Фуделя спасла жена: ей удалось передать посылку. Он поделился с соседями, а потом завернул в тряпочку драгоценный сахар и пошёл в другой барак, где от истощения умирал священник. Увидев сахар, батюшка просиял, взял горстку белых кусочков и стал подбрасывать их в воздух. Он сошёл с ума.
На следующий день заключённых погнали в сосновый лес закапывать тела. Холмики над могилами запретили. Рядом с Сергеем копал седой иеромонах Спиридон. Он тихо, почти неслышно, отпевал усопших.
Через неделю Фуделя перевели в Вологду, там стало легче.
Последний срок
После второй ссылки Сергей Иосифович с семьёй приехал в Загорск. Днём работал бухгалтером на заводе, а вечером начиналась другая жизнь: в их небольшом доме укрывались монахини из разорённых обителей и священники, которых преследовала власть. Ученик преподобного Нектария Оптинского архимандрит Серафим (Батюков) стал духовником семьи Фуделей. Ночью они совершали тайные богослужения.
Сергей Иосифович понимал, чем рискует, ждал ареста. Но началась война, и его отправили охранять поезда с боеприпасами. Домой вернулся летом 1945-го с медалью «За победу над Германией». А через год его схватили. На этот раз обвинение звучало особенно зловеще: участие в «церковном подполье» для борьбы с советской властью.
Следствие длилось шесть месяцев. Его избивали, мучили жаждой, не давали спать. Требовали признаться в симпатии к фашистам и назвать сообщников. Он никого не назвал. Это стало ясно в 1990‑е годы, когда рассекретили материалы дела.
Третья ссылка оказалась самой долгой — пять лет. Сначала в Минусинск, потом в село Большой Улуй Красноярского края. Голод, холод, болезни. К семье он вернулся инвалидом. Несколько лет нигде не могли надолго обосноваться. Наконец, в 1962 году приехали в Покров.
Самое страшное было позади, и Фудель начал писать. Появились работы «Свет Церкви», «Путь Отцов», «Церковь верных». В те самые годы, когда Хрущёв обещал показать по телевизору последнего попа…

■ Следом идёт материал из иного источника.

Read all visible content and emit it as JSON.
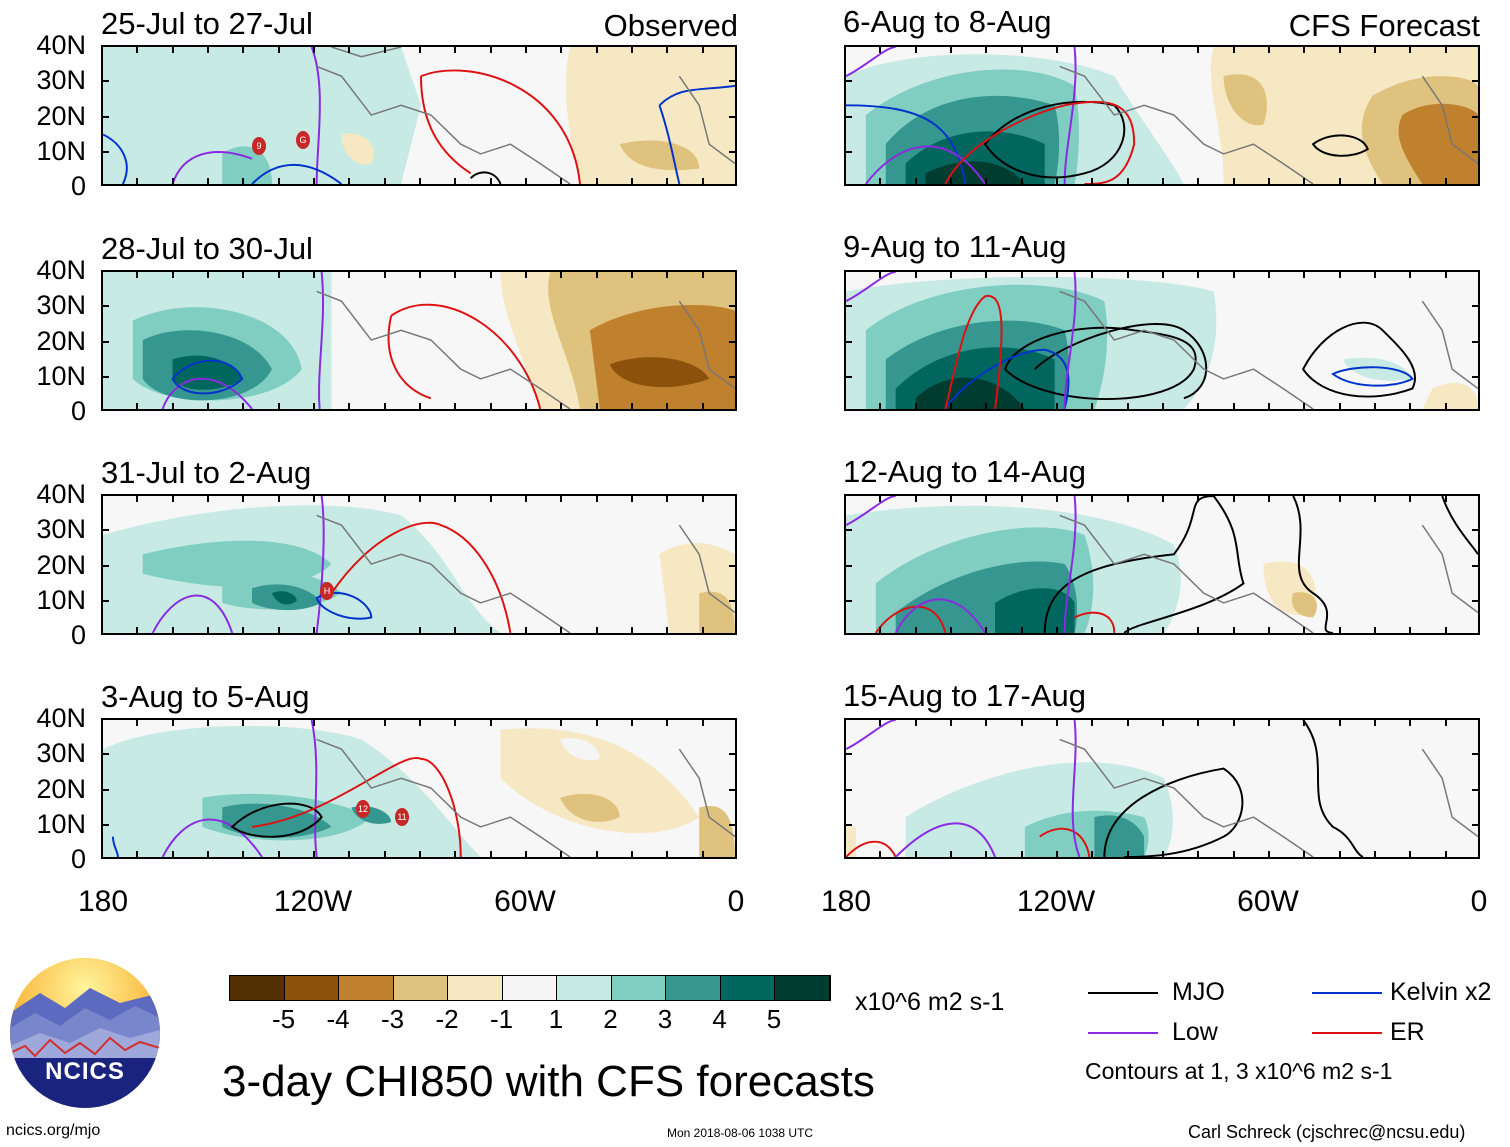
{
  "panels_left": [
    {
      "title": "25-Jul to 27-Jul",
      "tag": "Observed"
    },
    {
      "title": "28-Jul to 30-Jul",
      "tag": ""
    },
    {
      "title": "31-Jul to 2-Aug",
      "tag": ""
    },
    {
      "title": "3-Aug to 5-Aug",
      "tag": ""
    }
  ],
  "panels_right": [
    {
      "title": "6-Aug to 8-Aug",
      "tag": "CFS Forecast"
    },
    {
      "title": "9-Aug to 11-Aug",
      "tag": ""
    },
    {
      "title": "12-Aug to 14-Aug",
      "tag": ""
    },
    {
      "title": "15-Aug to 17-Aug",
      "tag": ""
    }
  ],
  "y_axis_labels": [
    "40N",
    "30N",
    "20N",
    "10N",
    "0"
  ],
  "x_axis_labels": [
    "180",
    "120W",
    "60W",
    "0"
  ],
  "storm_markers": {
    "p0": [
      "9",
      "G"
    ],
    "p2": [
      "H"
    ],
    "p3": [
      "12",
      "11"
    ]
  },
  "colorbar": {
    "colors": [
      "#543005",
      "#8c510a",
      "#bf812d",
      "#dfc27d",
      "#f6e8c3",
      "#f5f5f5",
      "#c7eae5",
      "#80cdc1",
      "#35978f",
      "#01665e",
      "#003c30"
    ],
    "tick_labels": [
      "-5",
      "-4",
      "-3",
      "-2",
      "-1",
      "1",
      "2",
      "3",
      "4",
      "5"
    ],
    "units": "x10^6 m2 s-1"
  },
  "main_title": "3-day CHI850 with CFS forecasts",
  "legend": {
    "items": [
      {
        "label": "MJO",
        "color": "#000000"
      },
      {
        "label": "Kelvin x2",
        "color": "#0033cc"
      },
      {
        "label": "Low",
        "color": "#8a2be2"
      },
      {
        "label": "ER",
        "color": "#dd1111"
      }
    ],
    "note": "Contours at 1, 3 x10^6 m2 s-1"
  },
  "logo_text": "NCICS",
  "footer": {
    "left": "ncics.org/mjo",
    "center": "Mon 2018-08-06 1038 UTC",
    "right": "Carl Schreck (cjschrec@ncsu.edu)"
  }
}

«Знаю, что Церковь сейчас умирает, — писал Сергей Иосифович, — но знаю ещё и то, что она никогда не умрёт. Умирает тленное, а бессмертное умереть не может».
Прощальная просьба
В феврале 1977 года молодой сотрудник Академии наук СССР физик Владимир Воробьёв приехал в Покров, чтобы навестить старшего друга — псаломщика Сергея Фуделя. Тот был болен и сказал, что жить ему осталось недолго. На прощание передал учёному стопку исписанных тетрадей.
Вернувшись в Москву, Воробьёв подготовил эти сочинения для самиздата. Получилось пять экземпляров. Их бережно переплели и раздали друзьям.
В том же году Владимир Воробьёв уволился из академии и стал алтарником Богоявленского собора в Елохове. Сегодня он — один из самых авторитетных московских священников, ректор Православного Свято-Тихоновского университета.
О влиянии Фуделя говорят и другие заслуженные пастыри: видный церковный дипломат протоиерей Николай Балашов, благочинный Москворецкого округа Николай Кречетов, известный прозаик священник Александр Дьяченко. Книги покровского псаломщика читают не только в России, их перевели и издали в Италии, Сербии, Японии, США.
«Мы видели много зла, — писал Сергей Иосифович незадолго до смерти, — но почему-то в душе остаётся одна благодарность и одна надежда».